From my understanding, the first statement should read 'for all X, there exists a $Y$ satisfying $Q(x, y)$ implying $P(x)$'. The second statement can be read as 'for all $X$ and all Y, $Q(x, y)$ implies $P(x)$'.

I did not think these statements were logically equivalent, as they don't seem to convey the same thing. Statement 2 seems to imply statement 1, but statement 1 doesn't necessarily imply statement 2?

I would appreciate any explanation of this above question - does statement 2 also imply statement 1, thereby making the two statements equivalent?

Answer 1

Yes, the two statement are logically equivalent.

In general, we have that

$(\exists v \phi) \to \psi \equiv \forall v(\phi \to \psi)$
$(\forall v \phi) \to \psi \equiv \exists v(\phi \to \psi)$
provided $v$ does not occur free in $\psi$

-- that is, one can move a quantifier between the left-hand side of an implication and outside the implication by switching it to its dual. So $\exists y$ in the left-hand side of $\Longrightarrow$ in statement 1 can become $\forall y$ outside the $\Longrightarrow$ in statement 2 and vice versa.

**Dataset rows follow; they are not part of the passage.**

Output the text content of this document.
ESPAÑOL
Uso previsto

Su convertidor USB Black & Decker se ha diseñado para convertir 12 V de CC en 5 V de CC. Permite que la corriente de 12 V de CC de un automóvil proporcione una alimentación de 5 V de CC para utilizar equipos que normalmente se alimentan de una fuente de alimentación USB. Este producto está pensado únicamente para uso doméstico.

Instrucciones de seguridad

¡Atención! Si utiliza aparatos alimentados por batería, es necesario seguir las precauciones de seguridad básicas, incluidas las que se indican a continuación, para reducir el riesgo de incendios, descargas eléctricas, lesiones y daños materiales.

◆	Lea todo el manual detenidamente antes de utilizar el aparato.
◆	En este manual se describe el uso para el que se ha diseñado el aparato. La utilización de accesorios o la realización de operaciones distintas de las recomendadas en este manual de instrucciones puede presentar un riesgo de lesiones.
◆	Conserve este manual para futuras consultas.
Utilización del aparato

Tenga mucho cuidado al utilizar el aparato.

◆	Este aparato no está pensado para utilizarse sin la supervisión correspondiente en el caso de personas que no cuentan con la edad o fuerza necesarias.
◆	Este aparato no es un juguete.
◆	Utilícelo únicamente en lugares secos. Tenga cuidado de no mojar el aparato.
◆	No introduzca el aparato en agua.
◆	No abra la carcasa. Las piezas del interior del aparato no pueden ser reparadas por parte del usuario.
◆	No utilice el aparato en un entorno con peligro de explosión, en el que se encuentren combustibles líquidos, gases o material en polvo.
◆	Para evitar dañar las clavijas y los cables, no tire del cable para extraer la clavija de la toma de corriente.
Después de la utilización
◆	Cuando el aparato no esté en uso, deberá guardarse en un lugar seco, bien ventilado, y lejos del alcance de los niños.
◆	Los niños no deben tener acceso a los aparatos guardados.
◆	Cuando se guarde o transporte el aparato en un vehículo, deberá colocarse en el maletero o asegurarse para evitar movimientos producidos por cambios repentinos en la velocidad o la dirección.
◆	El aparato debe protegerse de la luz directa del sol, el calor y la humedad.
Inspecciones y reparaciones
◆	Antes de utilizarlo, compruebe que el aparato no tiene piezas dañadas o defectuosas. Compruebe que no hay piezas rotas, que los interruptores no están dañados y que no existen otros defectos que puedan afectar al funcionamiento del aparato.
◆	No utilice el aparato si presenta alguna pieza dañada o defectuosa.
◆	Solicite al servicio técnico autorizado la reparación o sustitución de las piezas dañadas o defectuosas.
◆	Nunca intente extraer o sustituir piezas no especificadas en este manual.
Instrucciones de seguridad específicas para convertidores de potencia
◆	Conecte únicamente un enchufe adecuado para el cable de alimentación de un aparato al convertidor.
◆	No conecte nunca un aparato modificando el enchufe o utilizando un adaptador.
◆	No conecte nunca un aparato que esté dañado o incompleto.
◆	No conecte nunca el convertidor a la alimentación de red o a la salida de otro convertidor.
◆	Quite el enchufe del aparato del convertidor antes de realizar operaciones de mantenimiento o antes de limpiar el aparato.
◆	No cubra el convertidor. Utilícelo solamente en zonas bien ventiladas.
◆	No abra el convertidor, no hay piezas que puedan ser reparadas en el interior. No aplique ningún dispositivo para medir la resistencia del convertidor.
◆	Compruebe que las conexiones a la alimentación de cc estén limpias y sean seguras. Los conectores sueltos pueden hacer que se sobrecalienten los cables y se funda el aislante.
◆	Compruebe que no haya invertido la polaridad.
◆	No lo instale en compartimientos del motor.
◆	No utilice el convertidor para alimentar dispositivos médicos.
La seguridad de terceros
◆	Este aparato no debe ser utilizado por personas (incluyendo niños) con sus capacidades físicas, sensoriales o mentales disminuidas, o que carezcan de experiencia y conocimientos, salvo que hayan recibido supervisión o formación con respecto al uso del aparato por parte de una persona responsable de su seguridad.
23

To get at your intuition, take $Q(x,y)$ to mean "$x > y$", and $P(x)$ for "$x$ is (non-zero) positive". Then "For every natural number $x$, if there is a natural number $y$ that is smaller, then $x$ is positive" should mean the same as "For every pair of natural numbers $x, y$, if the first is greater than the second, then it is positive".